The same laments can be found in any number of confessional memoirs. But this Kansas family is uniquely, er, cold. Mother, father and sister are in fact dead — corpses who walk and talk, their lifelessness simply not perceived by the rest of the world.
It’s a premise that even the most generous reader might find hard to accept. Fortunately, the writing in “My Life With Corpses” is so beautifully — almost uncannily — assured that, within only a few pages, we have no desire to leave Miss Dunbar’s surreal fictional world.
The novel’s narrator, identified only as “S. Oscar” and of indeterminate gender, matter-of-factly explains the mechanics of deadness. Corpses don’t differ noticeably from the living in their appearance or behavior. They even eat normal food, to counteract their weightlessness.
But they are not capable of experiencing the living world around them, or remembering incidents from their own lives, except in a flat, secondhand way, as if they were viewing snapshots.
So the narrator’s mother, a talented artist in life, continues to paint in death; “What painting she did, however, was confined to strictly representational art. The dead cannot do otherwise.”
And the narrator’s sister, who had died at the age of seven, never matures into an adult. She is perenially a “child in death … only capable of experiencing the most primitive of representations. Television — two dimensions portraying three — was too abstract for her and she could only watch it by watching my mother watch it.”
Miss Dunbar’s account of these wholesome farm-country zombies is suffused with black humor. She has a gift for the neatly-turned, ironic aphorism: Of her parents’ post-deathbed conversion to a strict religious fundamentalism, the narrator says dispassionately, “I do not begrudge them the path they took. It is not necessarily a simple task to live life after one has died.”
Likewise, S. Oscar comments drily of his (or her?) own, highly improbable birth to a deceased mother: “Once they have died, women are generally unable to give birth to any more children. Indeed, the doctor told my mother unequivocally that she should not — would not — have another baby … Mules give birth on rare occasion and that supposedly is impossible, too. Whatever the explanation, there can be no doubt that here I am.”

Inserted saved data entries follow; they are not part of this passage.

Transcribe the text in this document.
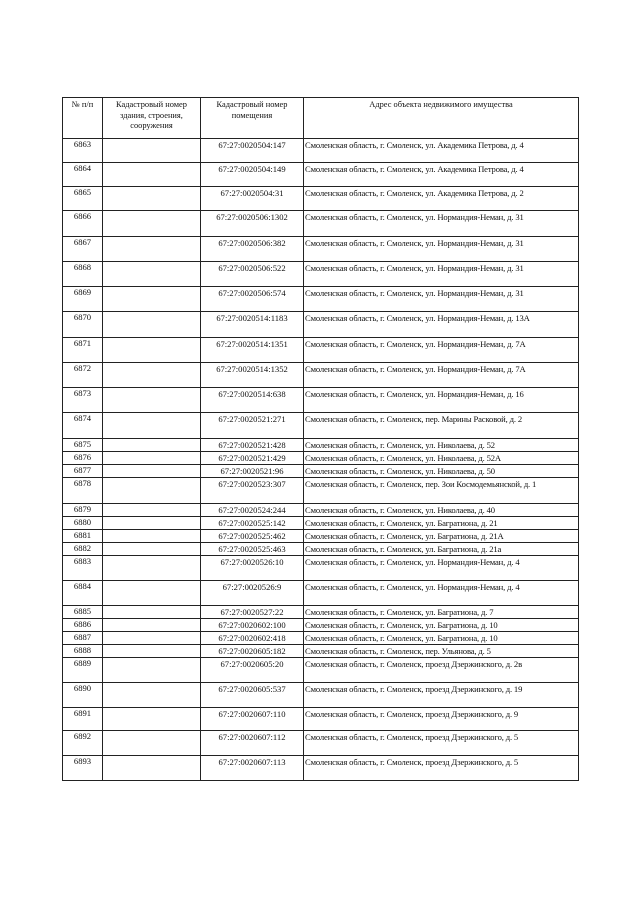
№ п/п	Кадастровый номер здания, строения, сооружения	Кадастровый номер помещения	Адрес объекта недвижимого имущества
6863		67:27:0020504:147	Смоленская область, г. Смоленск, ул. Академика Петрова, д. 4
6864		67:27:0020504:149	Смоленская область, г. Смоленск, ул. Академика Петрова, д. 4
6865		67:27:0020504:31	Смоленская область, г. Смоленск, ул. Академика Петрова, д. 2
6866		67:27:0020506:1302	Смоленская область, г. Смоленск, ул. Нормандия-Неман, д. 31
6867		67:27:0020506:382	Смоленская область, г. Смоленск, ул. Нормандия-Неман, д. 31
6868		67:27:0020506:522	Смоленская область, г. Смоленск, ул. Нормандия-Неман, д. 31
6869		67:27:0020506:574	Смоленская область, г. Смоленск, ул. Нормандия-Неман, д. 31
6870		67:27:0020514:1183	Смоленская область, г. Смоленск, ул. Нормандия-Неман, д. 13А
6871		67:27:0020514:1351	Смоленская область, г. Смоленск, ул. Нормандия-Неман, д. 7А
6872		67:27:0020514:1352	Смоленская область, г. Смоленск, ул. Нормандия-Неман, д. 7А
6873		67:27:0020514:638	Смоленская область, г. Смоленск, ул. Нормандия-Неман, д. 16
6874		67:27:0020521:271	Смоленская область, г. Смоленск, пер. Марины Расковой, д. 2
6875		67:27:0020521:428	Смоленская область, г. Смоленск, ул. Николаева, д. 52
6876		67:27:0020521:429	Смоленская область, г. Смоленск, ул. Николаева, д. 52А
6877		67:27:0020521:96	Смоленская область, г. Смоленск, ул. Николаева, д. 50
6878		67:27:0020523:307	Смоленская область, г. Смоленск, пер. Зои Космодемьянской, д. 1
6879		67:27:0020524:244	Смоленская область, г. Смоленск, ул. Николаева, д. 40
6880		67:27:0020525:142	Смоленская область, г. Смоленск, ул. Багратиона, д. 21
6881		67:27:0020525:462	Смоленская область, г. Смоленск, ул. Багратиона, д. 21А
6882		67:27:0020525:463	Смоленская область, г. Смоленск, ул. Багратиона, д. 21а
6883		67:27:0020526:10	Смоленская область, г. Смоленск, ул. Нормандия-Неман, д. 4
6884		67:27:0020526:9	Смоленская область, г. Смоленск, ул. Нормандия-Неман, д. 4
6885		67:27:0020527:22	Смоленская область, г. Смоленск, ул. Багратиона, д. 7
6886		67:27:0020602:100	Смоленская область, г. Смоленск, ул. Багратиона, д. 10
6887		67:27:0020602:418	Смоленская область, г. Смоленск, ул. Багратиона, д. 10
6888		67:27:0020605:182	Смоленская область, г. Смоленск, пер. Ульянова, д. 5
6889		67:27:0020605:20	Смоленская область, г. Смоленск, проезд Дзержинского, д. 2в
6890		67:27:0020605:537	Смоленская область, г. Смоленск, проезд Дзержинского, д. 19
6891		67:27:0020607:110	Смоленская область, г. Смоленск, проезд Дзержинского, д. 9
6892		67:27:0020607:112	Смоленская область, г. Смоленск, проезд Дзержинского, д. 5
6893		67:27:0020607:113	Смоленская область, г. Смоленск, проезд Дзержинского, д. 5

If all this sounds too macabre, Miss Dunbar also offers vivid sketches of S. Oscar’s early experiences outside the family home, happily roaming the Kansas bluffs with a dog and pony for companions, learning how to be alive.
S/he befriends the town intellectual, an elderly widower named Winfield Evan Stark. It is Mr. Stark who first grasps the seriousness of his young friend’s situation. When he decides to confront the child’s parents with what he knows, the outcome is truly astonishing (I won’t say more, for fear of spoiling the surprise). And S. Oscar is launched into the world of the living.
Under the care of a foster family, s/he adjusts to non-dead life, experiencing new emotions and tentatively putting names to them like a person trying out a foreign language. The question of gender is finally resolved. “‘You do know that you are not a boy?’” her foster mother, Mrs. Branscom, asks. “I nodded. I knew I was not a boy … It was only my mother’s well-meant charade, to provide the requisite son, and my father had acquiesced.”
At the age of 16, the precocious girl — who, Miss Dunbar lets slip after more than 100 pages, goes by the nickname “Oz” — enters college. Very soon she falls under the spell of a brilliant, enigmatic philosophy professor named Jean Napoleon. Inspired by Napoleon’s “unsurpassed talent for thinking,” Oz continues to study philosophy through college and graduate school, eventually becoming a professor herself.
According to the book’s dust jacket, Miss Dunbar, too, is a former philosophy teacher. She brings her own generous, engaging spirit of philosophical inquiry to every page of this book. And she endows Oz with the philosopher’s habits of mind: a relentless logic, an addiction to theorizing and categorizing.
Academia gives Oz the intellectual stimulation she craves, but she’s troubled by its lack of human vitality. There she comes to realize that her family is not unique: Corpses wander the campus all around her. “There are, you see, more corpses in academia than anywhere else you might name.” (I’m sure most college students would vouch for this.)